Os padres não participam na eleição do Papa, a qual é reservada a um colégio de cardeais. Não tendo tido uma palavra a dizer na escolha do Papa, os padres sentem-se livres para criticarem o Papa e dizerem mal dele. É nesta maledicência consensual acerca do Papa que assenta a unidade interna da Igreja. Se o sufrágio para a eleição do Papa passasse a ser estendido aos padres, eles deixariam de poder maldizer consensualmente o Papa, e passariam a dizer mal uns dos outros. A unidade da Igreja seria destruída e a instituição há muito teria desaparecido.

Salazar foi uma figura de unidade durante o Estado Novo precisamente porque todos se entendiam a dizer mal dele, e isto era assim porque a generalidade da população não participava na sua escolha.

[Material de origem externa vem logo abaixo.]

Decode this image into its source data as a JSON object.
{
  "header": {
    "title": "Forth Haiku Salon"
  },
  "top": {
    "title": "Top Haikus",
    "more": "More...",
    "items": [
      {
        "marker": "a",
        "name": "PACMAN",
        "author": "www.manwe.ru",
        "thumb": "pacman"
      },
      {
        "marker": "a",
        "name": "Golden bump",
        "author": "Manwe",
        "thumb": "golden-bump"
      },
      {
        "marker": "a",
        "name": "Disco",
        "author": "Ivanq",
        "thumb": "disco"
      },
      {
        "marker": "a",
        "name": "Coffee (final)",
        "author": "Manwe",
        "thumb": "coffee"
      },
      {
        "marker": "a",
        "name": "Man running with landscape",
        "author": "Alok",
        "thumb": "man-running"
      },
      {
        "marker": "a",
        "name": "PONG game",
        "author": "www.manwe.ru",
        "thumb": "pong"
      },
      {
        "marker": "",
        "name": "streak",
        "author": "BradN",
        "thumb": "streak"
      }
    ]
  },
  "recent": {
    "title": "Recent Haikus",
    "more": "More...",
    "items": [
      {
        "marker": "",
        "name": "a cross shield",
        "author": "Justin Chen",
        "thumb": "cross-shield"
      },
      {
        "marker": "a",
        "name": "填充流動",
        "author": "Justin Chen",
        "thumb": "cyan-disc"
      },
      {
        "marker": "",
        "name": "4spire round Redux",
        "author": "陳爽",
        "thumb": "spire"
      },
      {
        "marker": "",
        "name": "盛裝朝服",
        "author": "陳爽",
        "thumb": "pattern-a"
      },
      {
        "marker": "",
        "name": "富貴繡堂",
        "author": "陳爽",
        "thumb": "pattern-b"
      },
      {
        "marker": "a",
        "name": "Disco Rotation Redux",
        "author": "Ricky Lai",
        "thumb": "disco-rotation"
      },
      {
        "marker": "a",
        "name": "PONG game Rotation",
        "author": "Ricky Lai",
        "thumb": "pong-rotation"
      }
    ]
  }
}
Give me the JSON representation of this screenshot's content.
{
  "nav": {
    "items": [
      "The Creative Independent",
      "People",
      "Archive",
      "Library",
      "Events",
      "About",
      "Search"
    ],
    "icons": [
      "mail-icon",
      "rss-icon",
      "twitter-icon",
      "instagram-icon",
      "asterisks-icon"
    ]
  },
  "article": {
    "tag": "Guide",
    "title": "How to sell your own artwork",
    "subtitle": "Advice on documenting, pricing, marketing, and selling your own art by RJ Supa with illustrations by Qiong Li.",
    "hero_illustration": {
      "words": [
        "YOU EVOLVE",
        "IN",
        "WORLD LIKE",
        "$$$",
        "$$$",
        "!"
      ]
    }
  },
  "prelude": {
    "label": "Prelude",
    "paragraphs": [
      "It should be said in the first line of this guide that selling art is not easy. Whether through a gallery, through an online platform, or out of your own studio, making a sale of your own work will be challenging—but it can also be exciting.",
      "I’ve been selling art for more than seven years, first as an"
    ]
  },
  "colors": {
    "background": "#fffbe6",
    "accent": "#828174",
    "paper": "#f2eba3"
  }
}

A partir do momento em que o Estado Novo cedeu o lugar à democracia e os governantes passaram a ser escolhidos pela generalidade dos portugueses, os portugueses nunca nais puderam ser consensuais a maldizer os governantes, porque agora eram eles próprios que, maioritariamente, os tinham escolhido. Não podendo maldizer os governantes, passaram a maldizer-se uns aos outros. A democracia aumentou o nível de conflitualidade social em Portugal, como argumentei em post anterior, porque deixou de haver uma figura acerca da qual todos os portugueses se entendessem a dizer mal dela.